[443] in Discussion of MIT-community interests
free speech...
daemon@ATHENA.MIT.EDU (Aram Harrow)
Tue May 1 21:58:07 2001
Message-Id: <200105020157.VAA16535@mint-square.mit.edu>
To: mit-talk@MIT.EDU, yegg@alum.MIT.EDU, alsmith@MIT.EDU
From: "Aram Harrow" <aram@MIT.EDU>
Date: Tue, 01 May 2001 21:57:43 -0400
...seems to be remarkably difficult for people to think about
clearly. usually when i see the phrase on this list, it means that
the poster is about to "speak freely" without factual constraints.
1. the first amendment begins with the phrase "Congress shall make no
law..." actors that this prevents from curtailing your speech
rights include: the federal government, state and local governments
and public universities. actors that this does _not_ prevent from
restricting your speech include: corporations, private universities
and fellow members of mailing lists. one cannot argue that the ATO
members have any legal or constitutional right to free speech, only
that government has no right to abridge their speech. an extensive
discussion may be found at:
http://www.splc.org/resources/private.school/private.html
the summary is that the only relevant checks on MIT conduct come
from contract law and MIT documents like student handbooks. i
very much doubt that this will become an issue.

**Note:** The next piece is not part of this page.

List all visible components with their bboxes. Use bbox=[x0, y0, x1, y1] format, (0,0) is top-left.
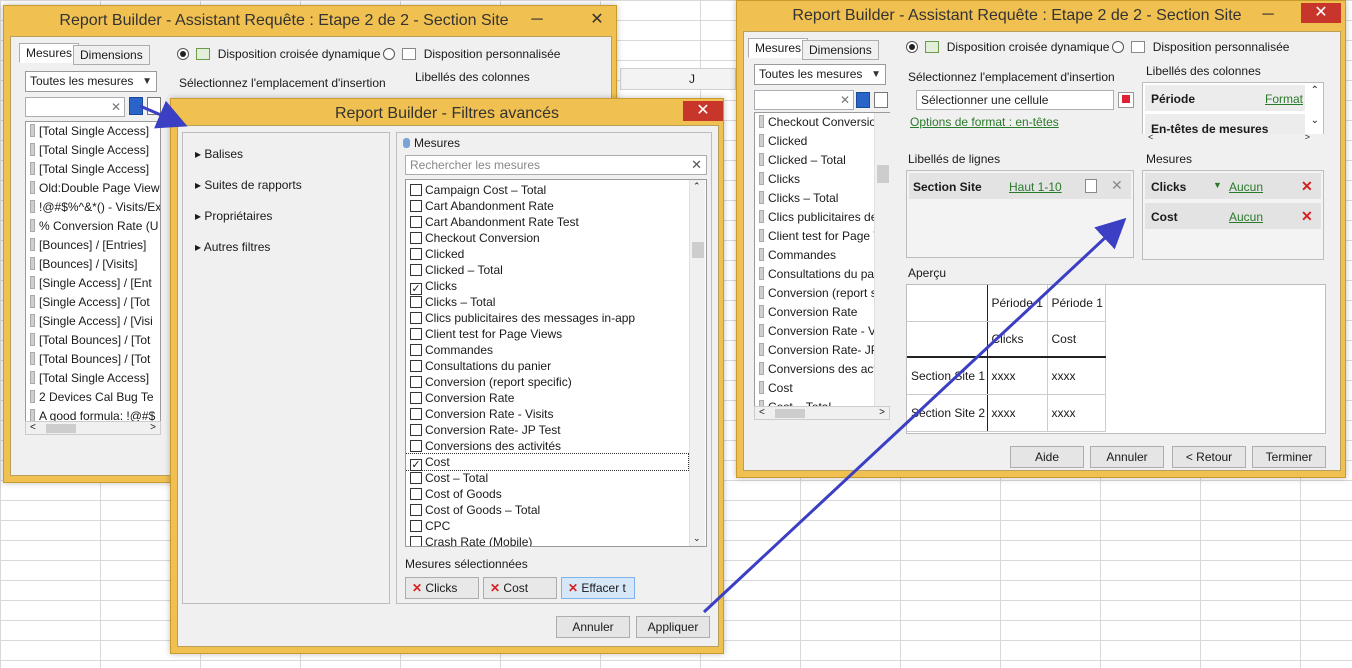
arrow-filter-to-dialog bbox=[139, 100, 188, 129]
arrow-apply-to-measures bbox=[702, 217, 1127, 614]
annotation-arrows bbox=[139, 100, 1127, 614]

2. re: harassing extropians and pro-lifers. this is the very reason
that free speech is supposed to exist! rather than having the
government suppress views that we don't agree with, the marketplace
of ideas is supposed to reject them, in part by vehemently
disagreeing with them. admittedly the notion of a "marketplace of
ideas" is seriously flawed because of its inability to account for
unequal power relations (i.e. secretaries need protection from
being propositioned - their bosses don't). however, making SUV
drivers feel guilty and writing thousands of harassing letters to
apartheid south africa are what free speech is all about. if
pro-lifers can show teenage girls pictures of aborted fetuses, then
i should be able to wave around bloody coat-hangers until they have
difficulty appearing in public. and making fun of (all two of the)
extropians (who enjoyed academic rigor so much that they spent 7+
years here) is one of the few unifying activities that MIT has.

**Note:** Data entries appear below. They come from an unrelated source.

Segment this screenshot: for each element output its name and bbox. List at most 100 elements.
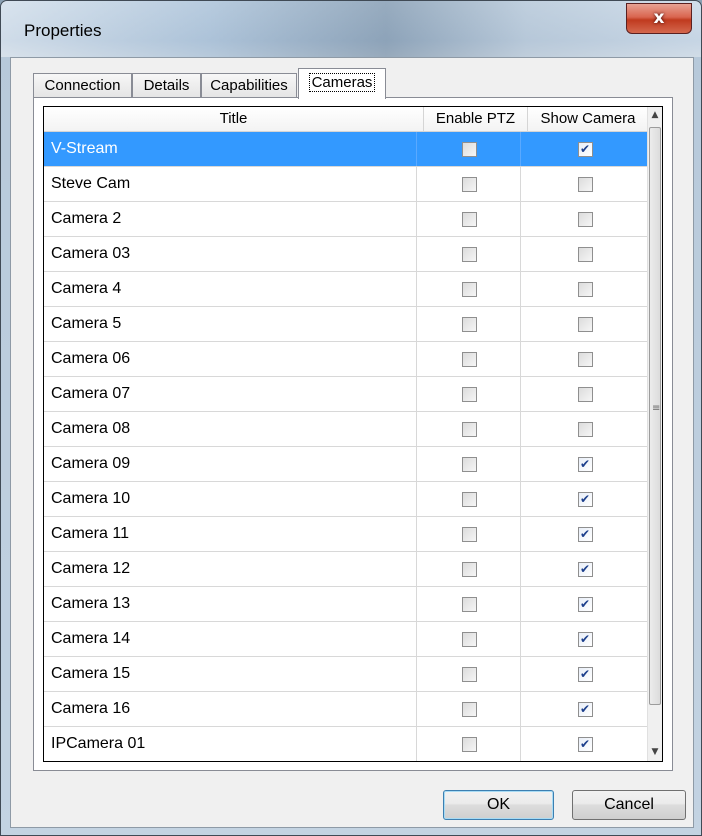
table-row[interactable]: Camera 12 ✔	[44, 552, 649, 587]
enable-ptz-checkbox[interactable]	[461, 177, 477, 192]
table-row[interactable]: V-Stream ✔	[44, 132, 649, 167]
enable-ptz-checkbox-cell	[417, 412, 521, 446]
ok-button[interactable]: OK	[443, 790, 554, 820]
enable-ptz-checkbox[interactable]	[461, 352, 477, 367]
cameras-grid: Title Enable PTZ Show Camera V-Stream ✔ St…	[43, 106, 663, 762]
table-row[interactable]: Camera 16 ✔	[44, 692, 649, 727]
cancel-button[interactable]: Cancel	[572, 790, 686, 820]
show-camera-checkbox-cell: ✔	[521, 622, 649, 656]
chevron-down-icon: ▼	[651, 747, 659, 757]
enable-ptz-checkbox[interactable]	[461, 492, 477, 507]
checkmark-icon: ✔	[579, 142, 591, 156]
table-row[interactable]: Camera 06	[44, 342, 649, 377]
table-row[interactable]: Camera 5	[44, 307, 649, 342]
show-camera-checkbox[interactable]: ✔	[577, 457, 593, 472]
scroll-down-button[interactable]: ▼	[648, 744, 662, 761]
camera-title-cell[interactable]: Camera 5	[44, 307, 417, 341]
show-camera-checkbox[interactable]	[577, 247, 593, 262]
table-row[interactable]: Camera 4	[44, 272, 649, 307]
show-camera-checkbox-cell	[521, 202, 649, 236]
tab-cameras[interactable]: Cameras	[298, 68, 386, 99]
show-camera-checkbox[interactable]: ✔	[577, 632, 593, 647]
show-camera-checkbox[interactable]	[577, 212, 593, 227]
table-row[interactable]: Camera 14 ✔	[44, 622, 649, 657]
enable-ptz-checkbox[interactable]	[461, 247, 477, 262]
enable-ptz-checkbox[interactable]	[461, 527, 477, 542]
table-row[interactable]: Steve Cam	[44, 167, 649, 202]
enable-ptz-checkbox-cell	[417, 657, 521, 691]
table-row[interactable]: Camera 13 ✔	[44, 587, 649, 622]
enable-ptz-checkbox-cell	[417, 587, 521, 621]
show-camera-checkbox[interactable]: ✔	[577, 597, 593, 612]
show-camera-checkbox[interactable]: ✔	[577, 142, 593, 157]
enable-ptz-checkbox-cell	[417, 482, 521, 516]
camera-title-cell[interactable]: Camera 03	[44, 237, 417, 271]
title-bar[interactable]: Properties x	[1, 1, 701, 57]
checkmark-icon: ✔	[579, 632, 591, 646]
show-camera-checkbox[interactable]	[577, 282, 593, 297]
close-button[interactable]: x	[626, 3, 692, 34]
column-header-enable-ptz[interactable]: Enable PTZ	[424, 107, 528, 131]
camera-title-cell[interactable]: Camera 14	[44, 622, 417, 656]
camera-title-cell[interactable]: Camera 10	[44, 482, 417, 516]
show-camera-checkbox[interactable]	[577, 352, 593, 367]
enable-ptz-checkbox[interactable]	[461, 387, 477, 402]
enable-ptz-checkbox[interactable]	[461, 282, 477, 297]
enable-ptz-checkbox[interactable]	[461, 632, 477, 647]
camera-title-cell[interactable]: IPCamera 01	[44, 727, 417, 761]
tab-details[interactable]: Details	[132, 73, 201, 98]
camera-title-cell[interactable]: Camera 4	[44, 272, 417, 306]
camera-title-cell[interactable]: Camera 08	[44, 412, 417, 446]
camera-title-cell[interactable]: Camera 09	[44, 447, 417, 481]
table-row[interactable]: Camera 09 ✔	[44, 447, 649, 482]
show-camera-checkbox[interactable]: ✔	[577, 527, 593, 542]
show-camera-checkbox[interactable]	[577, 387, 593, 402]
show-camera-checkbox[interactable]: ✔	[577, 667, 593, 682]
table-row[interactable]: IPCamera 01 ✔	[44, 727, 649, 761]
show-camera-checkbox-cell: ✔	[521, 587, 649, 621]
camera-title-cell[interactable]: Camera 2	[44, 202, 417, 236]
tab-cameras-label: Cameras	[308, 73, 376, 92]
camera-title-cell[interactable]: Camera 16	[44, 692, 417, 726]
camera-title-cell[interactable]: Camera 12	[44, 552, 417, 586]
camera-title-cell[interactable]: Steve Cam	[44, 167, 417, 201]
enable-ptz-checkbox[interactable]	[461, 667, 477, 682]
table-row[interactable]: Camera 08	[44, 412, 649, 447]
enable-ptz-checkbox[interactable]	[461, 597, 477, 612]
enable-ptz-checkbox[interactable]	[461, 317, 477, 332]
table-row[interactable]: Camera 10 ✔	[44, 482, 649, 517]
enable-ptz-checkbox[interactable]	[461, 142, 477, 157]
enable-ptz-checkbox[interactable]	[461, 422, 477, 437]
camera-title-cell[interactable]: Camera 15	[44, 657, 417, 691]
camera-title-cell[interactable]: Camera 13	[44, 587, 417, 621]
enable-ptz-checkbox-cell	[417, 202, 521, 236]
enable-ptz-checkbox[interactable]	[461, 737, 477, 752]
show-camera-checkbox[interactable]	[577, 317, 593, 332]
enable-ptz-checkbox[interactable]	[461, 702, 477, 717]
camera-title-cell[interactable]: Camera 11	[44, 517, 417, 551]
camera-title-cell[interactable]: Camera 06	[44, 342, 417, 376]
scroll-up-button[interactable]: ▲	[648, 107, 662, 124]
column-header-title[interactable]: Title	[44, 107, 424, 131]
show-camera-checkbox[interactable]: ✔	[577, 492, 593, 507]
enable-ptz-checkbox[interactable]	[461, 457, 477, 472]
enable-ptz-checkbox[interactable]	[461, 562, 477, 577]
scrollbar-thumb[interactable]: ≡	[649, 127, 661, 705]
table-row[interactable]: Camera 07	[44, 377, 649, 412]
table-row[interactable]: Camera 15 ✔	[44, 657, 649, 692]
tab-connection[interactable]: Connection	[33, 73, 132, 98]
column-header-show-camera[interactable]: Show Camera	[528, 107, 649, 131]
table-row[interactable]: Camera 11 ✔	[44, 517, 649, 552]
show-camera-checkbox[interactable]: ✔	[577, 702, 593, 717]
tab-capabilities[interactable]: Capabilities	[201, 73, 297, 98]
show-camera-checkbox[interactable]: ✔	[577, 562, 593, 577]
camera-title-cell[interactable]: Camera 07	[44, 377, 417, 411]
show-camera-checkbox[interactable]: ✔	[577, 737, 593, 752]
table-row[interactable]: Camera 03	[44, 237, 649, 272]
show-camera-checkbox[interactable]	[577, 177, 593, 192]
enable-ptz-checkbox[interactable]	[461, 212, 477, 227]
table-row[interactable]: Camera 2	[44, 202, 649, 237]
vertical-scrollbar[interactable]: ▲ ≡ ▼	[647, 107, 662, 761]
show-camera-checkbox[interactable]	[577, 422, 593, 437]
camera-title-cell[interactable]: V-Stream	[44, 132, 417, 166]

hmm. a little low on the MIT content. this listserv should be
moderated, so garbage like this wouldn't infringe on 333 brains.
tant pis...
-aram
p.s. i just saw this in an email:
Your use of Yahoo! Groups is subject to http://docs.yahoo.com/info/terms/
i haven't read it, but am still willing to take bets on how much that
document is affected by "free speech" or "first amendment" concerns.